Google’s artificial intelligence DeepMind, became famous by beating the South Korean, professional GO player Lee Sedol.
Lee Sedol played a historic five game match against Google DeepMind’s AlphaGo computer program in March 2016. AlphaGo won the match and became the world’s very first computer which had defeated a world class human player on GO.
After achieving the impossible, DeepMind now has a very different challenge to focus on; Social Dilemmas.
The Artificial Intelligence (AI) department of Google developed and used new theoretic game scenarios to see if AI can learn to work together for a mutual benefit or not.
As DeepMind team states in a blog post, one of the most famous “games” for such social experiments is Prisoner’s Dilemma.
The prisoner’s dilemma is a standard example of a game analyzed in game theory that shows why two completely “rational” individuals might not cooperate, even if it appears that it is in their best interests to do so. It’s just a long way of saying people(intelligence) don’t like to be taken advantage of. ¹ ² ³
Of course, the DeepMind team found two new games that imitate this “compete or co-operate” dilemma closely, instead of putting two computers in jail.

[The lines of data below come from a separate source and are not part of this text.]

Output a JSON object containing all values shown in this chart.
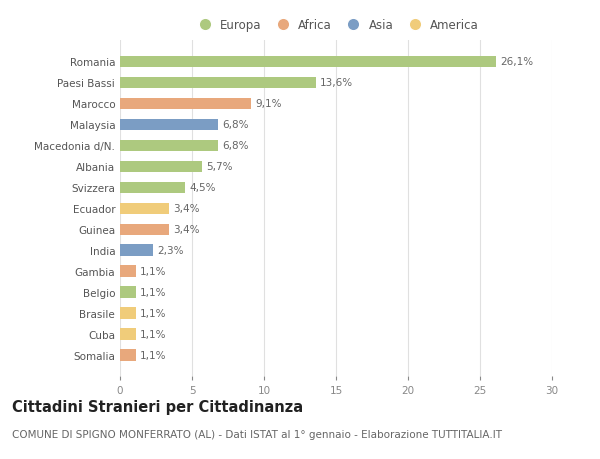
{
  "countries": [
    "Romania",
    "Paesi Bassi",
    "Marocco",
    "Malaysia",
    "Macedonia d/N.",
    "Albania",
    "Svizzera",
    "Ecuador",
    "Guinea",
    "India",
    "Gambia",
    "Belgio",
    "Brasile",
    "Cuba",
    "Somalia"
  ],
  "values": [
    26.1,
    13.6,
    9.1,
    6.8,
    6.8,
    5.7,
    4.5,
    3.4,
    3.4,
    2.3,
    1.1,
    1.1,
    1.1,
    1.1,
    1.1
  ],
  "labels": [
    "26,1%",
    "13,6%",
    "9,1%",
    "6,8%",
    "6,8%",
    "5,7%",
    "4,5%",
    "3,4%",
    "3,4%",
    "2,3%",
    "1,1%",
    "1,1%",
    "1,1%",
    "1,1%",
    "1,1%"
  ],
  "colors": [
    "#adc97f",
    "#adc97f",
    "#e8a87c",
    "#7b9dc4",
    "#adc97f",
    "#adc97f",
    "#adc97f",
    "#f0cc7a",
    "#e8a87c",
    "#7b9dc4",
    "#e8a87c",
    "#adc97f",
    "#f0cc7a",
    "#f0cc7a",
    "#e8a87c"
  ],
  "legend_labels": [
    "Europa",
    "Africa",
    "Asia",
    "America"
  ],
  "legend_colors": [
    "#adc97f",
    "#e8a87c",
    "#7b9dc4",
    "#f0cc7a"
  ],
  "title": "Cittadini Stranieri per Cittadinanza",
  "subtitle": "COMUNE DI SPIGNO MONFERRATO (AL) - Dati ISTAT al 1° gennaio - Elaborazione TUTTITALIA.IT",
  "xlim": [
    0,
    30
  ],
  "xticks": [
    0,
    5,
    10,
    15,
    20,
    25,
    30
  ],
  "background_color": "#ffffff",
  "grid_color": "#e0e0e0",
  "bar_height": 0.55,
  "title_fontsize": 10.5,
  "subtitle_fontsize": 7.5,
  "label_fontsize": 7.5,
  "tick_fontsize": 7.5,
  "legend_fontsize": 8.5
}
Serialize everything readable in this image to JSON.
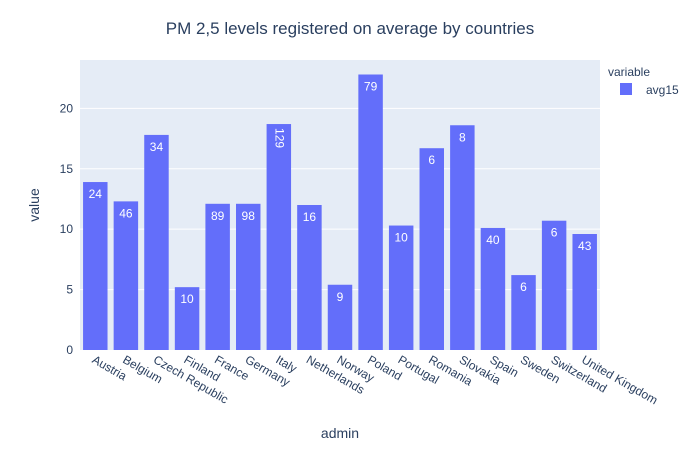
{
  "chart_data": {
    "type": "bar",
    "title": "PM 2,5 levels registered on average by countries",
    "xlabel": "admin",
    "ylabel": "value",
    "ylim": [
      0,
      24
    ],
    "yticks": [
      0,
      5,
      10,
      15,
      20
    ],
    "grid": true,
    "legend_position": "top-right",
    "legend_title": "variable",
    "categories": [
      "Austria",
      "Belgium",
      "Czech Republic",
      "Finland",
      "France",
      "Germany",
      "Italy",
      "Netherlands",
      "Norway",
      "Poland",
      "Portugal",
      "Romania",
      "Slovakia",
      "Spain",
      "Sweden",
      "Switzerland",
      "United Kingdom"
    ],
    "series": [
      {
        "name": "avg15",
        "color": "#636efa",
        "values": [
          13.9,
          12.3,
          17.8,
          5.2,
          12.1,
          12.1,
          18.7,
          12.0,
          5.4,
          22.8,
          10.3,
          16.7,
          18.6,
          10.1,
          6.2,
          10.7,
          9.6
        ],
        "text": [
          "24",
          "46",
          "34",
          "10",
          "89",
          "98",
          "129",
          "16",
          "9",
          "79",
          "10",
          "6",
          "8",
          "40",
          "6",
          "6",
          "43"
        ]
      }
    ]
  }
}
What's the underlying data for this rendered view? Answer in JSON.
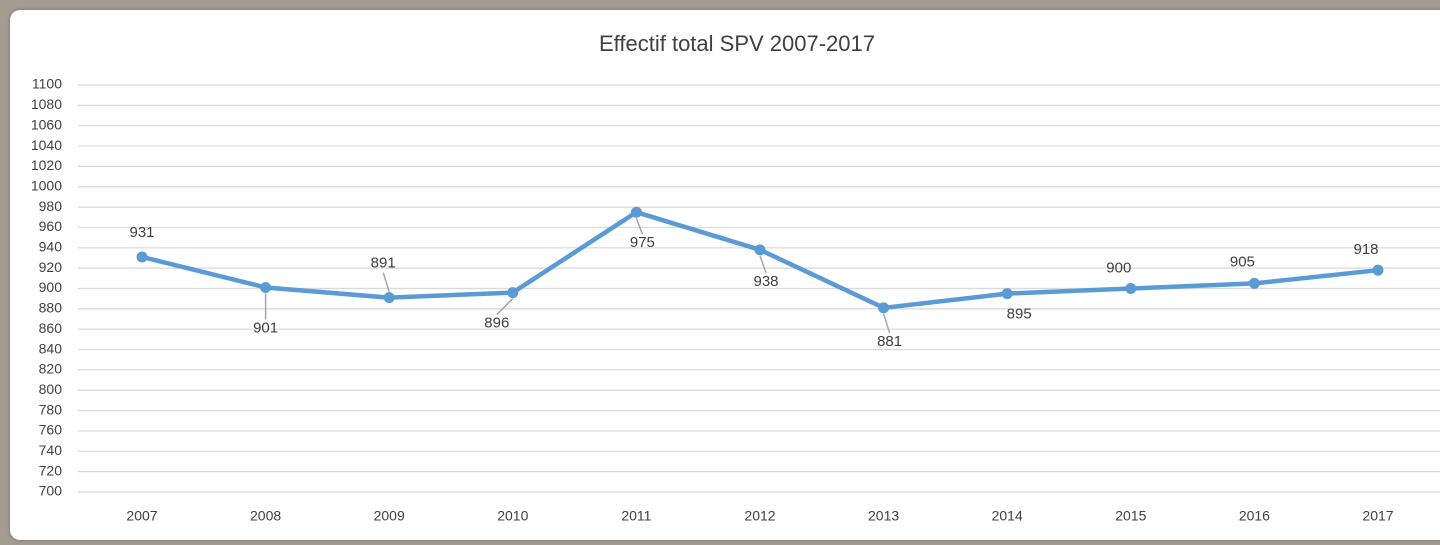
{
  "chart_data": {
    "type": "line",
    "title": "Effectif total SPV 2007-2017",
    "categories": [
      "2007",
      "2008",
      "2009",
      "2010",
      "2011",
      "2012",
      "2013",
      "2014",
      "2015",
      "2016",
      "2017"
    ],
    "series": [
      {
        "name": "Effectif total SPV",
        "color": "#5b9bd5",
        "values": [
          931,
          901,
          891,
          896,
          975,
          938,
          881,
          895,
          900,
          905,
          918
        ]
      }
    ],
    "ylim": [
      700,
      1100
    ],
    "yticks": [
      700,
      720,
      740,
      760,
      780,
      800,
      820,
      840,
      860,
      880,
      900,
      920,
      940,
      960,
      980,
      1000,
      1020,
      1040,
      1060,
      1080,
      1100
    ],
    "grid": true
  }
}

The first game DeepMind team has tested this concept is called “Gathering”. Two agents in the game, represented as Red and Blue pixels, shared a world together with a mission of collecting as much as apples(green pixels) to get rewarded. While the apples were getting diminished, each AI could temporarily disable the other one by simply “tagging” it and gain more time to collect more apples. Here, watch the video that they’ve played thousands of times together;
When there are enough apples in the game for both parts, the agents learn to peacefully coexist and collect as many apples as they can together. However, as the number of apples gets diminished, the agents naturally learn that they should probably stop the other one by tagging it and earn more time to collect even more apples.
The second game “Wolfpack” puts two AI into 2v1 hunter (red pixel) and prey(singular blue pixel) situations.
In this case, the hunter gains points every time it catches the prey and gets rewarded, but the point it earns gets increased if the other teammate hunter is near.
After playing many games in both competitor and co-worker situations, DeepMind’s researchers examined each AI’s decisions. As you can see in the graphic below, greater scarcity in the game leads to more “tagging” behavior of agents and increases their aggressiveness level.
DeepMind researchers in the experiment say these results help us to understand and control better the complex multi-agent systems such as the economy, traffic systems, or the overall ecological health of our planet.